MONTEVIDEO, Oct 2 (Reuters) - Uruguay on Wednesday allowed the world's top graphic paper maker, Finland's UPM-Kymmene , to increase pulp production at a local plant, raising tensions with neighboring Argentina over accusations of environmental damages.

The plant, located in Uruguay close to the Argentine border, will be allowed to produce up to 1.2 million tonnes of pulp per year, up from the previously permitted 1.1 million tonnes.

Argentine Foreign Minister Hector Timerman denounced the "unilateral" decision by Uruguay, and said Argentina would take its case to the International Court of Justice in The Hague.

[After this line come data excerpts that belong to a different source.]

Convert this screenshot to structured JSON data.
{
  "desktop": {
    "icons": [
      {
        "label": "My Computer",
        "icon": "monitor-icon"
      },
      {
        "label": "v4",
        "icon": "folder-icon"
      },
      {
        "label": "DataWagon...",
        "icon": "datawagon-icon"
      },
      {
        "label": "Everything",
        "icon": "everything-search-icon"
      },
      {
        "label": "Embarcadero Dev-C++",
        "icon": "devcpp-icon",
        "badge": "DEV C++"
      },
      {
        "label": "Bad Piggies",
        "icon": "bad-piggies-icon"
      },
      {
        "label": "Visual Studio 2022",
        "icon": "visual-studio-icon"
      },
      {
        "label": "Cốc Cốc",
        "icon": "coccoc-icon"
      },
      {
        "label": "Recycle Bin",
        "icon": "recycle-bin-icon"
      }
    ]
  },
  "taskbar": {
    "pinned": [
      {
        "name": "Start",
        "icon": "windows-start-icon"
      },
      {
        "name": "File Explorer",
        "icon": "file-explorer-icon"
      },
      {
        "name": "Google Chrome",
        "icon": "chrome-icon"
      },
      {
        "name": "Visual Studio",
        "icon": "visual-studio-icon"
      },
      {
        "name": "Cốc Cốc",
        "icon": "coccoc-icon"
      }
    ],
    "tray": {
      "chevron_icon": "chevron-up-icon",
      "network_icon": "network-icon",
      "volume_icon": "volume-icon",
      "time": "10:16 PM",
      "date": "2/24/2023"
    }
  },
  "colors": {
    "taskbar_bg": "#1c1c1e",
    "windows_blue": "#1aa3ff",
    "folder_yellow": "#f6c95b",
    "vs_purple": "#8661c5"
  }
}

"It is lamentable that the interests of UPM are so powerful that they have turned into the factor that determines the relationship between Uruguay and Argentina," he said.

Argentina has said the pulp mill pollutes the Uruguay River, which separates the two countries. Officials from Uruguay and Argentina met over the years-old dispute this week but failed to reach an agreement on the plant's output.

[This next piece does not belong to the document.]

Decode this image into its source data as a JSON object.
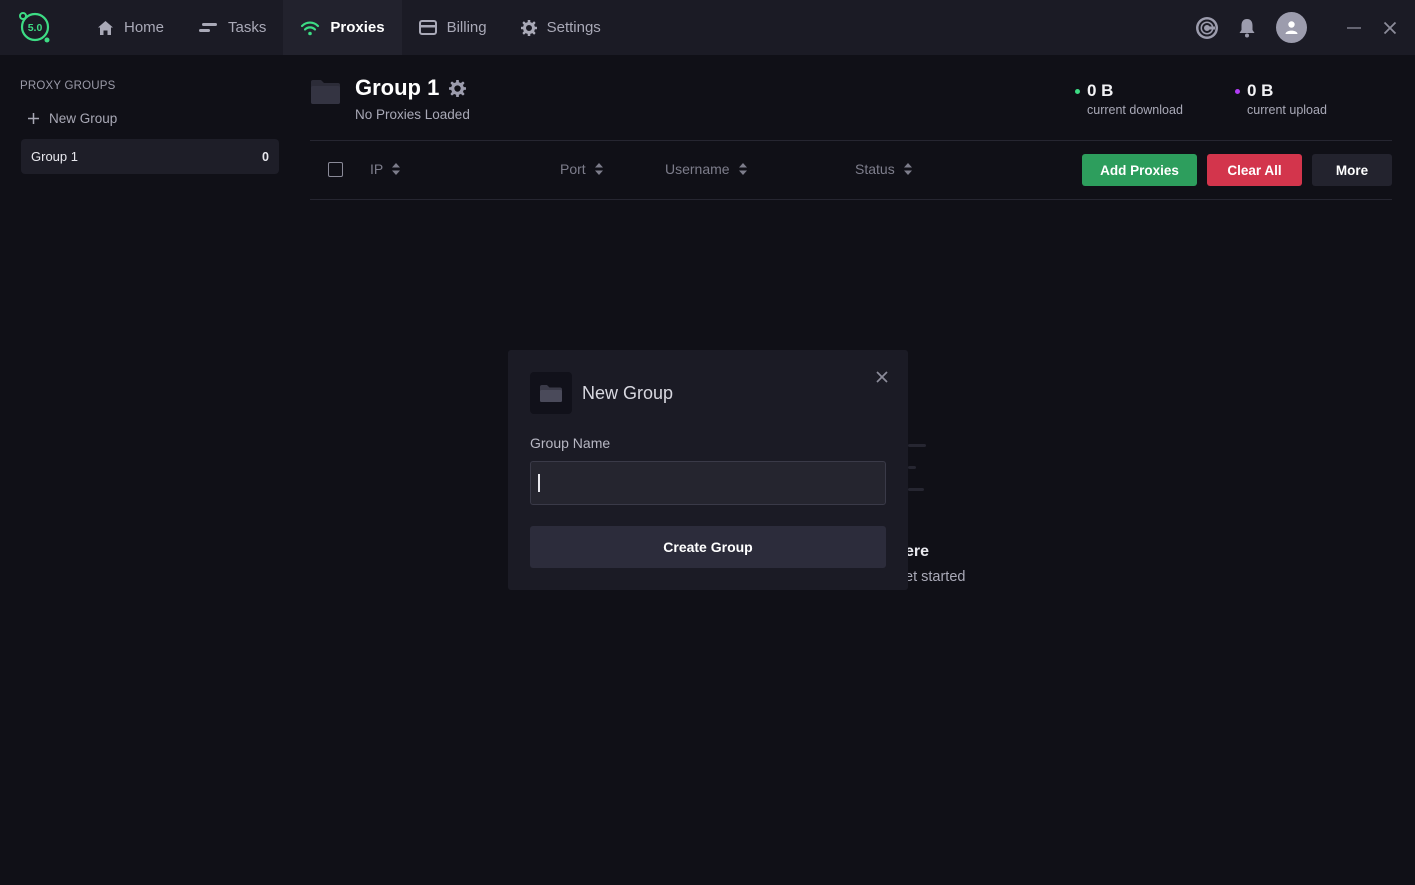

UPM-Kymmene had requested permission to increase pulp production to 1.3 million tonnes.

"We have authorized an increase of half of what they asked for," Uruguayan President Jose Mujica said, adding that his decision was "provisional" and subject to UPM-Kymmene's compliance with environmental standards.

"The permanence of this decision depends on the level of compliance," Mujica said. "We are conscious that we have to care for the environment."

Environmentalists have protested by blocking the bridge that provides access to the plant from Argentina, but Mujica said the installation meets international environmental standards.

He suggested that Argentina's position may be influenced by the country's October mid-term election, which will determine how much clout President Cristina Fernandez will have in Congress during her final two years in power.

"Argentina is immersed in an electoral campaign at the moment," he said. "The political climate during a campaign is not the best climate for reasonable debate."